No setor de distribuição combustíveis líquidos automotivos no Brasil, o material constata que, entre 2011 e 2020, o óleo diesel foi o derivado de petróleo mais vendido no Brasil, o que ocorre em função da matriz de transporte brasileira, predominantemente formada por rodovias.
O mercado de óleo diesel foi suprido por 136 distribuidoras em 2020, sendo que as quatro empresas líderes em vendas concentraram 68,8% do mercado – são elas: VIBRA (ex BR) (27,7%), Ipiranga (19,41%), Raízen (18,4%) e Alesat (3,4%). O mercado de distribuição de gasolina C foi suprido por 137 distribuidoras e permaneceu concentrado entre três distribuidoras, que detiveram 57,6% do total das vendas: VIBRA (23,7%), Ipiranga (17,9%) e Raízen (16%).
Em relação à revenda, 43,2% do volume de combustível comercializado se dividiu entre quatro das 64 bandeiras atuantes, VIBRA (16,7%), Ipiranga (13,2%), Raízen (10,6%); e Alesat (2,7%). Os postos revendedores que operam com bandeira branca tiveram participação de 46,7%, em 2020.
Aspectos do mercado de etanol no Brasil
Em 2020, a produção de etanol totalizou 32,8 milhões de m³ e a região Sudeste foi a maior produtora nacional de etanol, com volume de 18 milhões de m³, 54,9% da produção brasileira. O Estado de São Paulo respondeu, sozinho, por 44,8% da produção.
O Centro-Oeste ficou na segunda posição com aproximadamente 11,4 milhões de m³, equivalente a 34,8% do total nacional. As exportações atingiram 2,7 milhões de m³, com alta de 38,1% em relação a 2019 e o principal destino do etanol brasileiro foi a América do Norte, especialmente os Estados Unidos.
As vendas de etanol hidratado pelas distribuidoras totalizaram 19,3 milhões de m³, em 2020. O percentual de 52,5% das vendas ficou concentrado nas empresas Raízen (18,8%), VIBRA (16,9%) e Ipiranga (16,8%). O restante foi distribuído entre as demais 122 empresas. O Cade ressaltou novamente o elevado poder das três grandes (VIBRA, Ipiranga e Raízen) no mercado de combustível, seja ele derivado de petróleo ou da cana-de-açúcar (etanol).
Atos de concentração nos mercados de distribuição e revenda de combustíveis
O DEE realizou o levantamento de operações societárias submetidas ao Cade que tiveram como foco os elos de distribuição e revenda (varejo) de combustíveis líquidos, para o período de novembro de 2013 a dezembro de 2021. Foram analisados 31 atos de concentração julgados – dos quais 80,65% (25) foram analisados sob o rito sumário do Cade e 19,35% (apenas seis) sob o rito ordinário. Das operações, apenas um caso foi reprovado – dos demais, 29 foram aprovados sem restrições e um caso não foi conhecido pela autarquia.

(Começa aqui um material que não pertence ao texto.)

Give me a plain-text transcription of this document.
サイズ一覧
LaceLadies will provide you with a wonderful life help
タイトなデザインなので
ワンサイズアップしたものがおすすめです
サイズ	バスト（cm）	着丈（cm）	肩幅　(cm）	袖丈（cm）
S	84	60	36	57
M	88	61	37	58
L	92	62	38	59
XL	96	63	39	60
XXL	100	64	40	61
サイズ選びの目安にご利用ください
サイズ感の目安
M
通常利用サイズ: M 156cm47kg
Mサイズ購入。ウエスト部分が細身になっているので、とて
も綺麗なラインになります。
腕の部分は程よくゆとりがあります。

De acordo com a jurisprudência analisada, o mercado de distribuição e comercialização de combustíveis líquidos em sua dimensão do produto tem sido considerado como a cesta de produtos formada por etanol, gasolina e diesel. Quanto à dimensão geográfica, para o mercado de distribuição, a definição é estadual. Na revenda, a definição adotada pelo Cade é municipal, quando a população local é inferior a 200 mil habitantes; e em bairro, ou grupo de bairros, em municípios mais populosos (superior a 200 mil habitantes).
As variáveis para cálculo de participação de mercado utilizadas pelo Cade foram: volume de vendas (m³) e número de postos. As fontes de informações foram a ANP, dados internos das partes e da União da Indústria de Cana-de-Açúcar (UNICA).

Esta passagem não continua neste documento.